Sorry, I'm not trying to be difficult, and I hope I'm not being too ignorant. Yeah, I found the Seurat-like tutorial and enjoyed it quite a bit, hence the suggestion to possibly add some more description to the notebooks. I'll admit, I didn't try the paul15 thing as I looked at the github and didn't find the file there, so I just assumed it was missing. Didn't think that it'd be automatically downloaded upon calling, sorry about that.

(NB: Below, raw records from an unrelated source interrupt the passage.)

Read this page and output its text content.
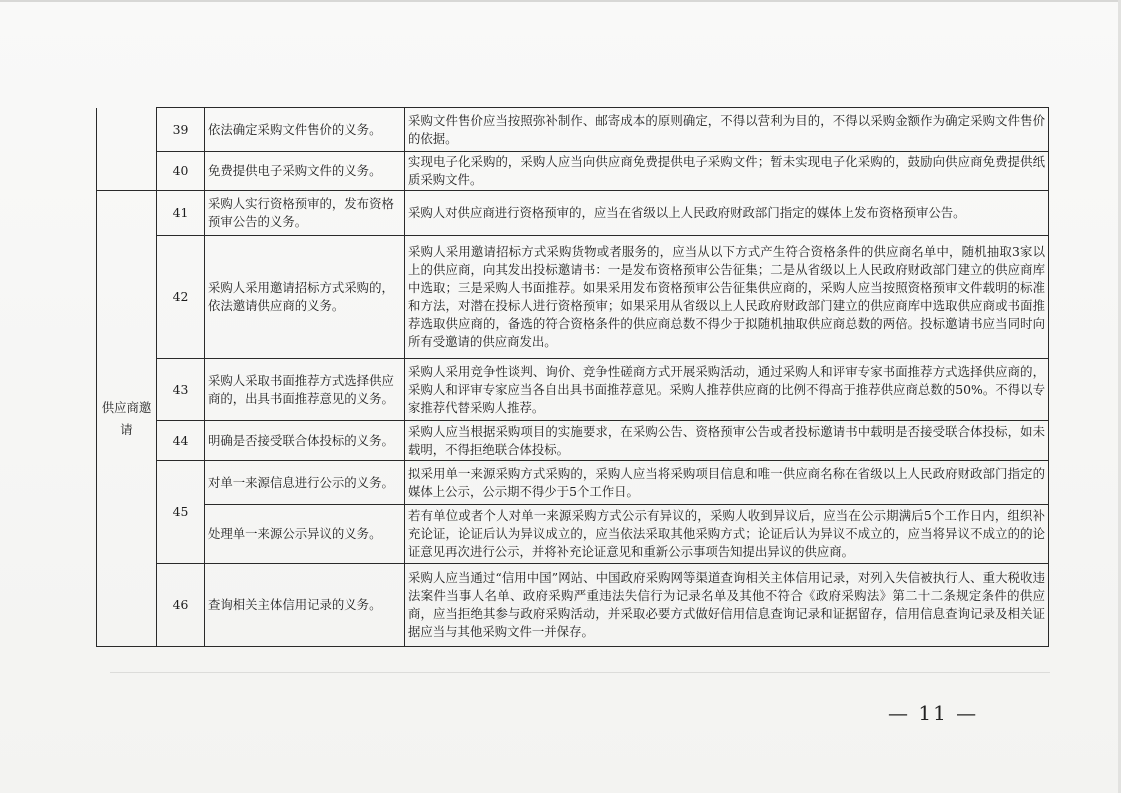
	39	依法确定采购文件售价的义务。	采购文件售价应当按照弥补制作、邮寄成本的原则确定，不得以营利为目的，不得以采购金额作为确定采购文件售价的依据。
	40	免费提供电子采购文件的义务。	实现电子化采购的，采购人应当向供应商免费提供电子采购文件；暂未实现电子化采购的，鼓励向供应商免费提供纸质采购文件。
供应商邀请	41	采购人实行资格预审的，发布资格预审公告的义务。	采购人对供应商进行资格预审的，应当在省级以上人民政府财政部门指定的媒体上发布资格预审公告。
	42	采购人采用邀请招标方式采购的，依法邀请供应商的义务。	采购人采用邀请招标方式采购货物或者服务的，应当从以下方式产生符合资格条件的供应商名单中，随机抽取3家以上的供应商，向其发出投标邀请书：一是发布资格预审公告征集；二是从省级以上人民政府财政部门建立的供应商库中选取；三是采购人书面推荐。如果采用发布资格预审公告征集供应商的，采购人应当按照资格预审文件载明的标准和方法，对潜在投标人进行资格预审；如果采用从省级以上人民政府财政部门建立的供应商库中选取供应商或书面推荐选取供应商的，备选的符合资格条件的供应商总数不得少于拟随机抽取供应商总数的两倍。投标邀请书应当同时向所有受邀请的供应商发出。
	43	采购人采取书面推荐方式选择供应商的，出具书面推荐意见的义务。	采购人采用竞争性谈判、询价、竞争性磋商方式开展采购活动，通过采购人和评审专家书面推荐方式选择供应商的，采购人和评审专家应当各自出具书面推荐意见。采购人推荐供应商的比例不得高于推荐供应商总数的50%。不得以专家推荐代替采购人推荐。
	44	明确是否接受联合体投标的义务。	采购人应当根据采购项目的实施要求，在采购公告、资格预审公告或者投标邀请书中载明是否接受联合体投标，如未载明，不得拒绝联合体投标。
	45	对单一来源信息进行公示的义务。	拟采用单一来源采购方式采购的，采购人应当将采购项目信息和唯一供应商名称在省级以上人民政府财政部门指定的媒体上公示，公示期不得少于5个工作日。
		处理单一来源公示异议的义务。	若有单位或者个人对单一来源采购方式公示有异议的，采购人收到异议后，应当在公示期满后5个工作日内，组织补充论证，论证后认为异议成立的，应当依法采取其他采购方式；论证后认为异议不成立的，应当将异议不成立的的论证意见再次进行公示，并将补充论证意见和重新公示事项告知提出异议的供应商。
	46	查询相关主体信用记录的义务。	采购人应当通过“信用中国”网站、中国政府采购网等渠道查询相关主体信用记录，对列入失信被执行人、重大税收违法案件当事人名单、政府采购严重违法失信行为记录名单及其他不符合《政府采购法》第二十二条规定条件的供应商，应当拒绝其参与政府采购活动，并采取必要方式做好信用信息查询记录和证据留存，信用信息查询记录及相关证据应当与其他采购文件一并保存。
— 11 —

So I guess what you're saying is that if I have, say, 1 -> 2 -> 3 in the graph then I could use the Seurat-like marker identification to find 1 -> 2 and 2 -> 3 markers and use those for the heatmap? yeah, that does make sense. Thanks for the little code snippet, I guess I can colour the FR plot in a similar manner once I have the stuff loaded up.

[falexwolf]

You're not difficult at all! Your feedback is very helpful and I will try to make the documentation better. All of this is so recent that we might have forgotten to mention bits and pieces.

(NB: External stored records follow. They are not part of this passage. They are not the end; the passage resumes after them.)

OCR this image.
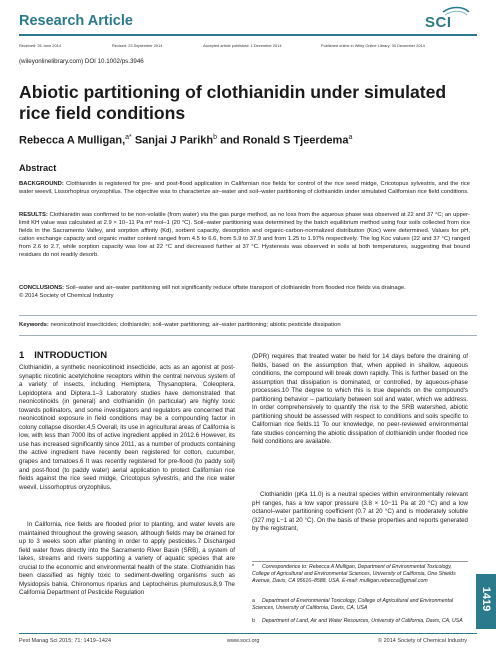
Research Article	SCI
Received: 26 June 2014	Revised: 23 September 2014	Accepted article published: 1 December 2014	Published online in Wiley Online Library: 30 December 2014
(wileyonlinelibrary.com) DOI 10.1002/ps.3946
Abiotic partitioning of clothianidin under simulated rice field conditions
Rebecca A Mulligan,$^{a*}$ Sanjai J Parikh$^b$ and Ronald S Tjeerdema$^a$
Abstract

BACKGROUND: Clothianidin is registered for pre- and post-flood application in Californian rice fields for control of the rice seed midge, Cricotopus sylvestris, and the rice water weevil, Lissorhoptrus oryzophilus. The objective was to characterize air–water and soil–water partitioning of clothianidin under simulated Californian rice field conditions.

RESULTS: Clothianidin was confirmed to be non-volatile (from water) via the gas purge method, as no loss from the aqueous phase was observed at 22 and 37 °C; an upper-limit KH value was calculated at 2.9 × 10−11 Pa m³ mol−1 (20 °C). Soil–water partitioning was determined by the batch equilibrium method using four soils collected from rice fields in the Sacramento Valley, and sorption affinity (Kd), sorbent capacity, desorption and organic-carbon-normalized distribution (Koc) were determined. Values for pH, cation exchange capacity and organic matter content ranged from 4.5 to 6.6, from 5.9 to 37.9 and from 1.25 to 1.97% respectively. The log Koc values (22 and 37 °C) ranged from 2.6 to 2.7, while sorption capacity was low at 22 °C and decreased further at 37 °C. Hysteresis was observed in soils at both temperatures, suggesting that bound residues do not readily desorb.

CONCLUSIONS: Soil–water and air–water partitioning will not significantly reduce offsite transport of clothianidin from flooded rice fields via drainage.
© 2014 Society of Chemical Industry

Keywords: neonicotinoid insecticides; clothianidin; soil–water partitioning; air–water partitioning; abiotic pesticide dissipation
1 INTRODUCTION

Clothianidin, a synthetic neonicotinoid insecticide, acts as an agonist at post-synaptic nicotinic acetylcholine receptors within the central nervous system of a variety of insects, including Hemiptera, Thysanoptera, Coleoptera, Lepidoptera and Diptera.1–3 Laboratory studies have demonstrated that neonicotinoids (in general) and clothianidin (in particular) are highly toxic towards pollinators, and some investigators and regulators are concerned that neonicotinoid exposure in field conditions may be a compounding factor in colony collapse disorder.4,5 Overall, its use in agricultural areas of California is low, with less than 7000 lbs of active ingredient applied in 2012.6 However, its use has increased significantly since 2011, as a number of products containing the active ingredient have recently been registered for cotton, cucumber, grapes and tomatoes.6 It was recently registered for pre-flood (to paddy soil) and post-flood (to paddy water) aerial application to protect Californian rice fields against the rice seed midge, Cricotopus sylvestris, and the rice water weevil, Lissorhoptrus oryzophilus.

In California, rice fields are flooded prior to planting, and water levels are maintained throughout the growing season, although fields may be drained for up to 3 weeks soon after planting in order to apply pesticides.7 Discharged field water flows directly into the Sacramento River Basin (SRB), a system of lakes, streams and rivers supporting a variety of aquatic species that are crucial to the economic and environmental health of the state. Clothianidin has been classified as highly toxic to sediment-dwelling organisms such as Mysidopsis bahia, Chironomus riparius and Leptocheirus plumulosus.8,9 The California Department of Pesticide Regulation

(DPR) requires that treated water be held for 14 days before the draining of fields, based on the assumption that, when applied in shallow, aqueous conditions, the compound will break down rapidly. This is further based on the assumption that dissipation is dominated, or controlled, by aqueous-phase processes.10 The degree to which this is true depends on the compound's partitioning behavior – particularly between soil and water, which we address. In order comprehensively to quantify the risk to the SRB watershed, abiotic partitioning should be assessed with respect to conditions and soils specific to Californian rice fields.11 To our knowledge, no peer-reviewed environmental fate studies concerning the abiotic dissipation of clothianidin under flooded rice field conditions are available.

Clothianidin (pKa 11.0) is a neutral species within environmentally relevant pH ranges, has a low vapor pressure (3.8 × 10−11 Pa at 20 °C) and a low octanol–water partitioning coefficient (0.7 at 20 °C) and is moderately soluble (327 mg L−1 at 20 °C). On the basis of these properties and reports generated by the registrant,

* Correspondence to: Rebecca A Mulligan, Department of Environmental Toxicology, College of Agricultural and Environmental Sciences, University of California, One Shields Avenue, Davis, CA 95616–8588, USA. E-mail: mulligan.rebecca@gmail.com

a Department of Environmental Toxicology, College of Agricultural and Environmental Sciences, University of California, Davis, CA, USA

b Department of Land, Air and Water Resources, University of California, Davis, CA, USA

1419
Pest Manag Sci 2015; 71: 1419–1424	www.soci.org	© 2014 Society of Chemical Industry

Yes, you can color the FR plot and any other visualizations you might prefer in the same way.

And yes, try the marker gene strategy. In parallel, we are also thinking about how to do this in the best way...

[falexwolf]

Now, the nestorowa16 example makes much more sense, as the data is available. https://github.com/theislab/graph_abstraction/blob/master/nestorowa16/nestorowa16.ipynb

[ktpolanski]

Great, thanks for putting the data up! Now I know how to format my input file.

If the documentation on that pairwise comparison thing you linked me to is anything to go on, you're very very close to having a fantastic, user-friendly package on your hands. However, compare this to this. They both technically accomplish the same goal - they show you how to use a package. However, the first link explains the key points of what it's doing via some commentary, while the second link just spits out a figure, hiding half the necessary procedures in comments without a word and storing the results as similarly unmentioned precomputed fields in the data it loads.

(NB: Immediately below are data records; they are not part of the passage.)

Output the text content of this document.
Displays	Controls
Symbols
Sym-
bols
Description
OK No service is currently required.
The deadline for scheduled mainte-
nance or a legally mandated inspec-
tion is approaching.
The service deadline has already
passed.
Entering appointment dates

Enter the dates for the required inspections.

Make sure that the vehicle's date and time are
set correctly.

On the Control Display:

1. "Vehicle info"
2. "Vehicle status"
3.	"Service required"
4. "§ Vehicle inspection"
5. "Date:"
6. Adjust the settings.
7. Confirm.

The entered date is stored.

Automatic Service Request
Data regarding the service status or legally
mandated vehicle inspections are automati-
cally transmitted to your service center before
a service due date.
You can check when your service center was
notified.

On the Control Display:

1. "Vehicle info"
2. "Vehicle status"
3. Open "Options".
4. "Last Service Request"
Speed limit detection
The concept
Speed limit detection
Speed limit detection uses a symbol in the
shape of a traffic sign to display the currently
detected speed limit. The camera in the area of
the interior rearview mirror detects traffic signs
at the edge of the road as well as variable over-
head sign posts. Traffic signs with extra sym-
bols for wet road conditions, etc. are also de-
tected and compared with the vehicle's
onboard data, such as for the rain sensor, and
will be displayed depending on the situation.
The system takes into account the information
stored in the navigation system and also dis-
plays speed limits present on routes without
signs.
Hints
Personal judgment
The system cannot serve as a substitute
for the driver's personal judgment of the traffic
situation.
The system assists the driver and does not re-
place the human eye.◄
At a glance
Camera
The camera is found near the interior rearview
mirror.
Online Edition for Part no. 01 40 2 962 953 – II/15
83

Your notebooks are nowhere near as bad as the second example, mind you, but you could use some more narrative injected directly into one of them - look at Seurat, they have very verbose guides for basic usage and dataset merging via CCA, and then they have more terse demonstration files of analyses on larger datasets. I found this repository from a link in your paper, I loaded it up, and I was greeted with a great readme page that detailed a number of different examples. Fantastic! Let's go to minimal_examples as that sounds like a good starting point for a newbie like me. Hey wait, this is minimally commented. Let's check paul15 and nestorowa16 in that case, hey wait, those are minimally commented too. You have a great front-end, and you seem to have great documentation for the advanced user too, but nothing that would transition me easily from this front-end absolute beginner to the advanced user stage managed to catch my eye.

Pretty much all you need to do is thoroughly annotate one of the notebooks, explaining or at least mentioning just about everything that may be of relevance to a potential user, and then advertise it heavily from the readmes that load up in the repository and other, less annotated notebooks. How can you format your input files, and how do you load them (minimal_examples is bad for that, as it just sneakily loads a dataset in the background)? What needs to be provided on input for the method, as you can get counts, log counts, TPMs, what have you? From stuff that's been mentioned in here - how do you actually visually identify the roots, especially as the threat of the clustering turning up different things is real? An approach that's helped me when writing this sort of stuff is assuming the user knows nothing or next to nothing, and detailing the key points of everything to make sure they're on the right page at all times before continuing. Just hold their hand through everything, at least the first time through. If you can imagine a user even potentially asking about something, spell it out just in case.

[falexwolf]

Thank you for this super detailed remark! I will take some time as soon as I can to follow your suggestions. Everything you say makes a lot of sense!